As the lecturers conclude their explanations and the participants gain a good overview of the provided data, three important facts come to light:

MLOps Popularity
  • The search popularity of Machine Learning is slowly but surely being taken over by MLOps, with the crossroad of the two search terms being pinpointed around late 2021.
  • From a business perspective, developing a machine learning model is only a small piece of the puzzle when it comes to practically implementing it. The whole being MLOps.
  • The number of useful open-source tools for MLOps is massive.


Since the number of open-source tools is so broad, the lecturers define the open-source stack for the participants in the following manner:

The entire case study is performed using Python within Visual Studio Code. Since the workshop is limited to five hours, a Virtual Machine (VM) with predefined parameters is set up with all the necessary dependencies.

Within the VM, data exploration is done using Jupyter Notebooks. The Data is versioned and kept track off using Data Version Control (DVC). The modelling algorithms come from scikit-learn. The tracking of the models is done using MLflow. The entire orchestration i.e., the pipelines are built using AirFlow and the deployment of the entire operation is made possible using Docker. The beauty of all of this? It’s completely free of course.

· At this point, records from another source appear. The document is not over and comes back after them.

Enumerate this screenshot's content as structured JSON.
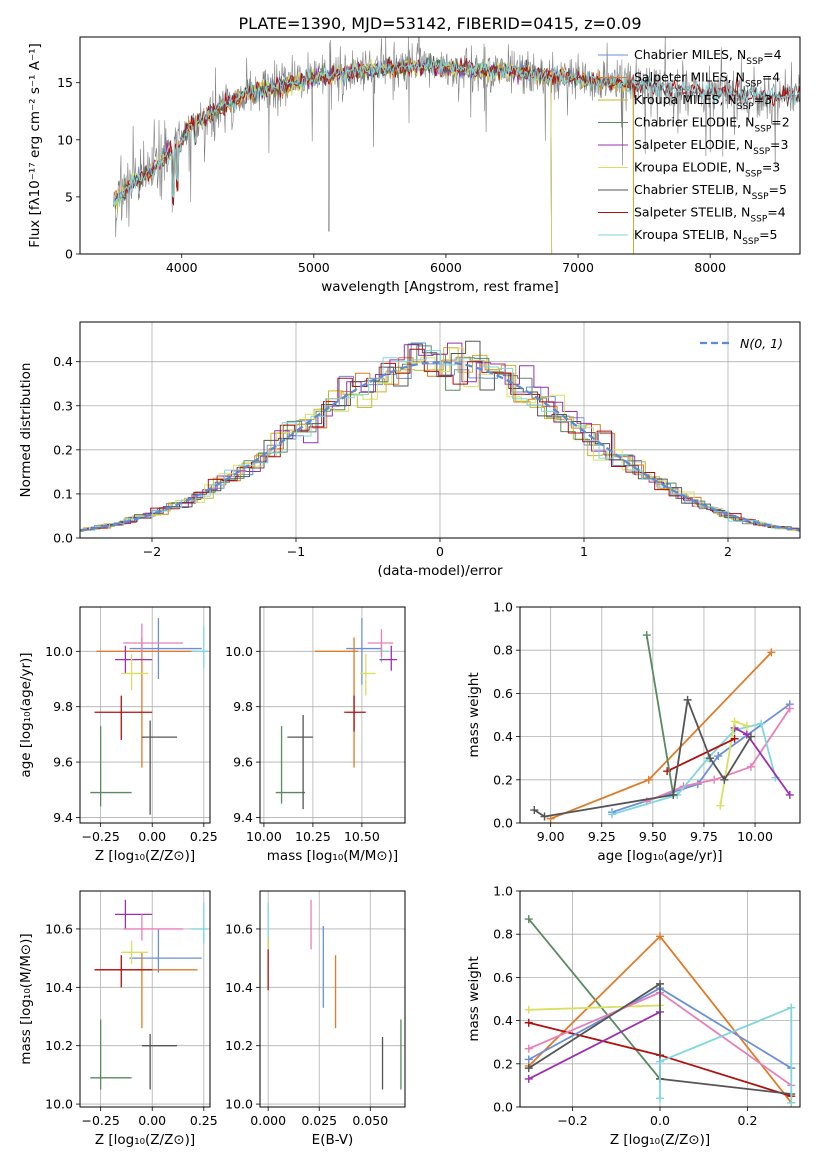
{
  "figure": {
    "title": "PLATE=1390, MJD=53142, FIBERID=0415, z=0.09"
  },
  "chart_data": [
    {
      "id": "spectrum",
      "type": "line",
      "xlabel": "wavelength [Angstrom, rest frame]",
      "ylabel": "Flux [fλ10⁻¹⁷ erg cm⁻² s⁻¹ A⁻¹]",
      "xlim": [
        3230,
        8680
      ],
      "ylim": [
        0,
        19
      ],
      "xticks": [
        4000,
        5000,
        6000,
        7000,
        8000
      ],
      "yticks": [
        0,
        5,
        10,
        15
      ],
      "grid": false,
      "legend_position": "upper-right",
      "continuum": {
        "x": [
          3500,
          3550,
          3600,
          3700,
          3800,
          3900,
          3980,
          4050,
          4150,
          4300,
          4500,
          4700,
          4900,
          5100,
          5300,
          5500,
          5700,
          5900,
          6100,
          6300,
          6500,
          6700,
          6900,
          7100,
          7300,
          7500,
          7700,
          7900,
          8100,
          8300
        ],
        "y": [
          4.8,
          5.2,
          6.0,
          6.8,
          7.6,
          8.8,
          9.2,
          11.0,
          11.8,
          12.8,
          14.0,
          14.6,
          15.1,
          15.6,
          16.0,
          16.2,
          16.4,
          16.4,
          16.2,
          16.1,
          16.0,
          15.7,
          15.4,
          15.1,
          14.9,
          14.7,
          14.4,
          14.2,
          14.1,
          13.9
        ]
      },
      "series": [
        {
          "label": "Chabrier MILES, N",
          "sub": "SSP",
          "suffix": "=4",
          "color": "#6a8fdc",
          "xmax": 7420
        },
        {
          "label": "Salpeter MILES, N",
          "sub": "SSP",
          "suffix": "=4",
          "color": "#e07b27",
          "xmax": 7420
        },
        {
          "label": "Kroupa MILES, N",
          "sub": "SSP",
          "suffix": "=3",
          "color": "#c9b52a",
          "xmax": 7420
        },
        {
          "label": "Chabrier ELODIE, N",
          "sub": "SSP",
          "suffix": "=2",
          "color": "#5a8a60",
          "xmax": 6800
        },
        {
          "label": "Salpeter ELODIE, N",
          "sub": "SSP",
          "suffix": "=3",
          "color": "#9b30b0",
          "xmax": 6800
        },
        {
          "label": "Kroupa ELODIE, N",
          "sub": "SSP",
          "suffix": "=3",
          "color": "#d8e060",
          "xmax": 6800
        },
        {
          "label": "Chabrier STELIB, N",
          "sub": "SSP",
          "suffix": "=5",
          "color": "#555555",
          "xmax": 8700
        },
        {
          "label": "Salpeter STELIB, N",
          "sub": "SSP",
          "suffix": "=4",
          "color": "#b01010",
          "xmax": 8700
        },
        {
          "label": "Kroupa STELIB, N",
          "sub": "SSP",
          "suffix": "=5",
          "color": "#7fd6dc",
          "xmax": 8700
        }
      ],
      "data_color": "#808080"
    },
    {
      "id": "residuals",
      "type": "line",
      "xlabel": "(data-model)/error",
      "ylabel": "Normed distribution",
      "xlim": [
        -2.5,
        2.5
      ],
      "ylim": [
        0,
        0.49
      ],
      "xticks": [
        -2,
        -1,
        0,
        1,
        2
      ],
      "yticks": [
        0.0,
        0.1,
        0.2,
        0.3,
        0.4
      ],
      "grid": true,
      "legend_position": "upper-right",
      "gaussian": {
        "label": "N(0, 1)",
        "color": "#5b8ad8"
      },
      "histogram_colors": [
        "#6a8fdc",
        "#e07b27",
        "#c9b52a",
        "#5a8a60",
        "#9b30b0",
        "#d8e060",
        "#555555",
        "#b01010",
        "#7fd6dc"
      ]
    },
    {
      "id": "age_vs_Z",
      "type": "scatter",
      "xlabel": "Z [log₁₀(Z/Z⊙)]",
      "ylabel": "age  [log₁₀(age/yr)]",
      "xlim": [
        -0.35,
        0.28
      ],
      "ylim": [
        9.38,
        10.16
      ],
      "xticks": [
        -0.25,
        0.0,
        0.25
      ],
      "xticklabels": [
        "−0.25",
        "0.00",
        "0.25"
      ],
      "yticks": [
        9.4,
        9.6,
        9.8,
        10.0
      ],
      "grid": true,
      "points": [
        {
          "x": 0.03,
          "y": 10.01,
          "xerr": [
            0.14,
            0.21
          ],
          "yerr": [
            0.11,
            0.11
          ],
          "color": "#6a8fdc"
        },
        {
          "x": -0.05,
          "y": 10.0,
          "xerr": [
            0.22,
            0.27
          ],
          "yerr": [
            0.42,
            0.05
          ],
          "color": "#e07b27"
        },
        {
          "x": 0.25,
          "y": 10.0,
          "xerr": [
            0.06,
            0.02
          ],
          "yerr": [
            0.06,
            0.09
          ],
          "color": "#7fd6dc"
        },
        {
          "x": -0.13,
          "y": 9.97,
          "xerr": [
            0.05,
            0.13
          ],
          "yerr": [
            0.05,
            0.05
          ],
          "color": "#9b30b0"
        },
        {
          "x": -0.05,
          "y": 10.03,
          "xerr": [
            0.09,
            0.2
          ],
          "yerr": [
            0.04,
            0.07
          ],
          "color": "#e880b8"
        },
        {
          "x": -0.1,
          "y": 9.92,
          "xerr": [
            0.05,
            0.08
          ],
          "yerr": [
            0.06,
            0.07
          ],
          "color": "#d8e060"
        },
        {
          "x": -0.15,
          "y": 9.78,
          "xerr": [
            0.13,
            0.15
          ],
          "yerr": [
            0.1,
            0.06
          ],
          "color": "#b01010"
        },
        {
          "x": -0.25,
          "y": 9.49,
          "xerr": [
            0.05,
            0.15
          ],
          "yerr": [
            0.05,
            0.24
          ],
          "color": "#5a8a60"
        },
        {
          "x": -0.01,
          "y": 9.69,
          "xerr": [
            0.04,
            0.13
          ],
          "yerr": [
            0.28,
            0.06
          ],
          "color": "#555555"
        }
      ]
    },
    {
      "id": "age_vs_mass",
      "type": "scatter",
      "xlabel": "mass [log₁₀(M/M⊙)]",
      "ylabel": "",
      "xlim": [
        9.98,
        10.72
      ],
      "ylim": [
        9.38,
        10.16
      ],
      "xticks": [
        10.0,
        10.25,
        10.5
      ],
      "xticklabels": [
        "10.00",
        "10.25",
        "10.50"
      ],
      "yticks": [
        9.4,
        9.6,
        9.8,
        10.0
      ],
      "grid": true,
      "points": [
        {
          "x": 10.5,
          "y": 10.01,
          "xerr": [
            0.08,
            0.1
          ],
          "yerr": [
            0.13,
            0.11
          ],
          "color": "#6a8fdc"
        },
        {
          "x": 10.46,
          "y": 10.0,
          "xerr": [
            0.2,
            0.02
          ],
          "yerr": [
            0.42,
            0.05
          ],
          "color": "#e07b27"
        },
        {
          "x": 10.6,
          "y": 10.0,
          "xerr": [
            0.02,
            0.04
          ],
          "yerr": [
            0.04,
            0.04
          ],
          "color": "#7fd6dc"
        },
        {
          "x": 10.65,
          "y": 9.97,
          "xerr": [
            0.06,
            0.03
          ],
          "yerr": [
            0.04,
            0.05
          ],
          "color": "#9b30b0"
        },
        {
          "x": 10.6,
          "y": 10.03,
          "xerr": [
            0.07,
            0.06
          ],
          "yerr": [
            0.05,
            0.05
          ],
          "color": "#e880b8"
        },
        {
          "x": 10.52,
          "y": 9.92,
          "xerr": [
            0.03,
            0.05
          ],
          "yerr": [
            0.08,
            0.07
          ],
          "color": "#d8e060"
        },
        {
          "x": 10.46,
          "y": 9.78,
          "xerr": [
            0.05,
            0.06
          ],
          "yerr": [
            0.07,
            0.06
          ],
          "color": "#b01010"
        },
        {
          "x": 10.09,
          "y": 9.49,
          "xerr": [
            0.03,
            0.12
          ],
          "yerr": [
            0.04,
            0.24
          ],
          "color": "#5a8a60"
        },
        {
          "x": 10.2,
          "y": 9.69,
          "xerr": [
            0.08,
            0.05
          ],
          "yerr": [
            0.26,
            0.08
          ],
          "color": "#555555"
        }
      ]
    },
    {
      "id": "weight_vs_age",
      "type": "line",
      "xlabel": "age  [log₁₀(age/yr)]",
      "ylabel": "mass weight",
      "xlim": [
        8.85,
        10.22
      ],
      "ylim": [
        0,
        1.0
      ],
      "xticks": [
        9.0,
        9.25,
        9.5,
        9.75,
        10.0
      ],
      "xticklabels": [
        "9.00",
        "9.25",
        "9.50",
        "9.75",
        "10.00"
      ],
      "yticks": [
        0.0,
        0.2,
        0.4,
        0.6,
        0.8,
        1.0
      ],
      "grid": true,
      "series": [
        {
          "color": "#e07b27",
          "x": [
            9.0,
            9.48,
            10.08
          ],
          "y": [
            0.02,
            0.2,
            0.79
          ]
        },
        {
          "color": "#6a8fdc",
          "x": [
            9.3,
            9.72,
            9.82,
            10.17
          ],
          "y": [
            0.05,
            0.18,
            0.31,
            0.55
          ]
        },
        {
          "color": "#e880b8",
          "x": [
            9.47,
            9.65,
            9.8,
            9.98,
            10.17
          ],
          "y": [
            0.1,
            0.17,
            0.2,
            0.26,
            0.53
          ]
        },
        {
          "color": "#7fd6dc",
          "x": [
            9.3,
            9.62,
            9.77,
            9.9,
            10.03,
            10.1
          ],
          "y": [
            0.04,
            0.13,
            0.3,
            0.43,
            0.46,
            0.21
          ]
        },
        {
          "color": "#9b30b0",
          "x": [
            9.9,
            9.96,
            10.17
          ],
          "y": [
            0.44,
            0.41,
            0.13
          ]
        },
        {
          "color": "#d8e060",
          "x": [
            9.83,
            9.9,
            9.96
          ],
          "y": [
            0.08,
            0.47,
            0.45
          ]
        },
        {
          "color": "#b01010",
          "x": [
            9.57,
            9.9
          ],
          "y": [
            0.24,
            0.39
          ]
        },
        {
          "color": "#5a8a60",
          "x": [
            9.47,
            9.6
          ],
          "y": [
            0.87,
            0.13
          ]
        },
        {
          "color": "#555555",
          "x": [
            8.92,
            8.97,
            9.6,
            9.67,
            9.78,
            9.85,
            9.98
          ],
          "y": [
            0.06,
            0.03,
            0.13,
            0.57,
            0.3,
            0.2,
            0.4
          ]
        }
      ]
    },
    {
      "id": "mass_vs_Z",
      "type": "scatter",
      "xlabel": "Z [log₁₀(Z/Z⊙)]",
      "ylabel": "mass [log₁₀(M/M⊙)]",
      "xlim": [
        -0.35,
        0.28
      ],
      "ylim": [
        9.99,
        10.73
      ],
      "xticks": [
        -0.25,
        0.0,
        0.25
      ],
      "xticklabels": [
        "−0.25",
        "0.00",
        "0.25"
      ],
      "yticks": [
        10.0,
        10.2,
        10.4,
        10.6
      ],
      "grid": true,
      "points": [
        {
          "x": 0.03,
          "y": 10.5,
          "xerr": [
            0.14,
            0.21
          ],
          "yerr": [
            0.05,
            0.1
          ],
          "color": "#6a8fdc"
        },
        {
          "x": -0.05,
          "y": 10.46,
          "xerr": [
            0.22,
            0.27
          ],
          "yerr": [
            0.2,
            0.06
          ],
          "color": "#e07b27"
        },
        {
          "x": 0.25,
          "y": 10.6,
          "xerr": [
            0.06,
            0.02
          ],
          "yerr": [
            0.05,
            0.09
          ],
          "color": "#7fd6dc"
        },
        {
          "x": -0.13,
          "y": 10.65,
          "xerr": [
            0.05,
            0.13
          ],
          "yerr": [
            0.05,
            0.05
          ],
          "color": "#9b30b0"
        },
        {
          "x": -0.05,
          "y": 10.6,
          "xerr": [
            0.09,
            0.2
          ],
          "yerr": [
            0.04,
            0.05
          ],
          "color": "#e880b8"
        },
        {
          "x": -0.1,
          "y": 10.52,
          "xerr": [
            0.05,
            0.08
          ],
          "yerr": [
            0.04,
            0.04
          ],
          "color": "#d8e060"
        },
        {
          "x": -0.15,
          "y": 10.46,
          "xerr": [
            0.13,
            0.15
          ],
          "yerr": [
            0.06,
            0.05
          ],
          "color": "#b01010"
        },
        {
          "x": -0.25,
          "y": 10.09,
          "xerr": [
            0.05,
            0.15
          ],
          "yerr": [
            0.04,
            0.2
          ],
          "color": "#5a8a60"
        },
        {
          "x": -0.01,
          "y": 10.2,
          "xerr": [
            0.04,
            0.13
          ],
          "yerr": [
            0.15,
            0.04
          ],
          "color": "#555555"
        }
      ]
    },
    {
      "id": "mass_vs_ebv",
      "type": "scatter",
      "xlabel": "E(B-V)",
      "ylabel": "",
      "xlim": [
        -0.004,
        0.067
      ],
      "ylim": [
        9.99,
        10.73
      ],
      "xticks": [
        0.0,
        0.025,
        0.05
      ],
      "xticklabels": [
        "0.000",
        "0.025",
        "0.050"
      ],
      "yticks": [
        10.0,
        10.2,
        10.4,
        10.6
      ],
      "grid": true,
      "points": [
        {
          "x": 0.0,
          "y": 10.6,
          "xerr": [
            0,
            0
          ],
          "yerr": [
            0.04,
            0.09
          ],
          "color": "#7fd6dc"
        },
        {
          "x": 0.0,
          "y": 10.5,
          "xerr": [
            0,
            0
          ],
          "yerr": [
            0.11,
            0.07
          ],
          "color": "#b01010"
        },
        {
          "x": 0.0,
          "y": 10.55,
          "xerr": [
            0,
            0
          ],
          "yerr": [
            0.02,
            0.02
          ],
          "color": "#d8e060"
        },
        {
          "x": 0.021,
          "y": 10.6,
          "xerr": [
            0,
            0
          ],
          "yerr": [
            0.07,
            0.1
          ],
          "color": "#e880b8"
        },
        {
          "x": 0.027,
          "y": 10.47,
          "xerr": [
            0,
            0
          ],
          "yerr": [
            0.14,
            0.14
          ],
          "color": "#6a8fdc"
        },
        {
          "x": 0.033,
          "y": 10.39,
          "xerr": [
            0,
            0
          ],
          "yerr": [
            0.13,
            0.12
          ],
          "color": "#e07b27"
        },
        {
          "x": 0.056,
          "y": 10.13,
          "xerr": [
            0,
            0
          ],
          "yerr": [
            0.08,
            0.1
          ],
          "color": "#555555"
        },
        {
          "x": 0.065,
          "y": 10.17,
          "xerr": [
            0,
            0
          ],
          "yerr": [
            0.12,
            0.12
          ],
          "color": "#5a8a60"
        }
      ]
    },
    {
      "id": "weight_vs_Z",
      "type": "line",
      "xlabel": "Z [log₁₀(Z/Z⊙)]",
      "ylabel": "mass weight",
      "xlim": [
        -0.32,
        0.32
      ],
      "ylim": [
        0,
        1.0
      ],
      "xticks": [
        -0.2,
        0.0,
        0.2
      ],
      "xticklabels": [
        "−0.2",
        "0.0",
        "0.2"
      ],
      "yticks": [
        0.0,
        0.2,
        0.4,
        0.6,
        0.8,
        1.0
      ],
      "grid": true,
      "series": [
        {
          "color": "#5a8a60",
          "x": [
            -0.3,
            0.0
          ],
          "y": [
            0.87,
            0.13
          ]
        },
        {
          "color": "#e07b27",
          "x": [
            -0.3,
            0.0,
            0.3
          ],
          "y": [
            0.19,
            0.79,
            0.02
          ]
        },
        {
          "color": "#d8e060",
          "x": [
            -0.3,
            0.0
          ],
          "y": [
            0.45,
            0.47
          ]
        },
        {
          "color": "#b01010",
          "x": [
            -0.3,
            0.0,
            0.3
          ],
          "y": [
            0.39,
            0.24,
            0.05
          ]
        },
        {
          "color": "#9b30b0",
          "x": [
            -0.3,
            0.0
          ],
          "y": [
            0.13,
            0.44
          ]
        },
        {
          "color": "#6a8fdc",
          "x": [
            -0.3,
            0.0,
            0.3
          ],
          "y": [
            0.22,
            0.55,
            0.18
          ]
        },
        {
          "color": "#e880b8",
          "x": [
            -0.3,
            0.0,
            0.3
          ],
          "y": [
            0.27,
            0.53,
            0.1
          ]
        },
        {
          "color": "#555555",
          "x": [
            -0.3,
            0.0,
            0.0,
            0.3
          ],
          "y": [
            0.18,
            0.57,
            0.13,
            0.06
          ]
        },
        {
          "color": "#7fd6dc",
          "x": [
            0.0,
            0.0,
            0.3,
            0.3
          ],
          "y": [
            0.04,
            0.21,
            0.46,
            0.02
          ]
        }
      ]
    }
  ]
}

The lecturers make it clear, that certain processes could be covered by the same tool. As an example: MLflow does not only track models, but it can also be used to orchestrate pipelines and deploy operations. However, for the sake of tool strength, every step has its own tool. The next objective is implementing everything we have learned on our own, hands-on.

As the participants take-on the use case through predefined exercises, each step is carefully discussed and implemented. The dos and don’ts of every tool are carefully outlined as well as how they complement each other. Each step of the pipeline and its importance is showcased in detail. The workshop is guided, but a certain amount of independent thinking is necessary to move along every subject.

In summary, the workshop provided the participants with a great overview of how to orchestrate as well as troubleshoot an entire ML pipeline into production using an interesting real-word case with open-source tools.





Potential business implementation

Where could this all be implemented in practice? First, it should be noted that the workshop uses open-source tools that have a heavy community that consistently update and therefore better its tools. The keyword being open source. There are plenty of startups and smaller businesses that lack the necessary financial resources to set up legacy services provided by Microsoft, Google, or Amazon. To counteract this, open-source tools provide a great alternative to building ML pipelines free of charge. The downside is that setting up these pipelines and then maintaining them, requires more time and depending on the project, might prove problematic in the long run when it comes to scalability. But as a PoC, to verify the potential impact of ML within a business, implementing the steps provided by this workshop can be the steppingstone a business requires to realize the true potential of ML applications.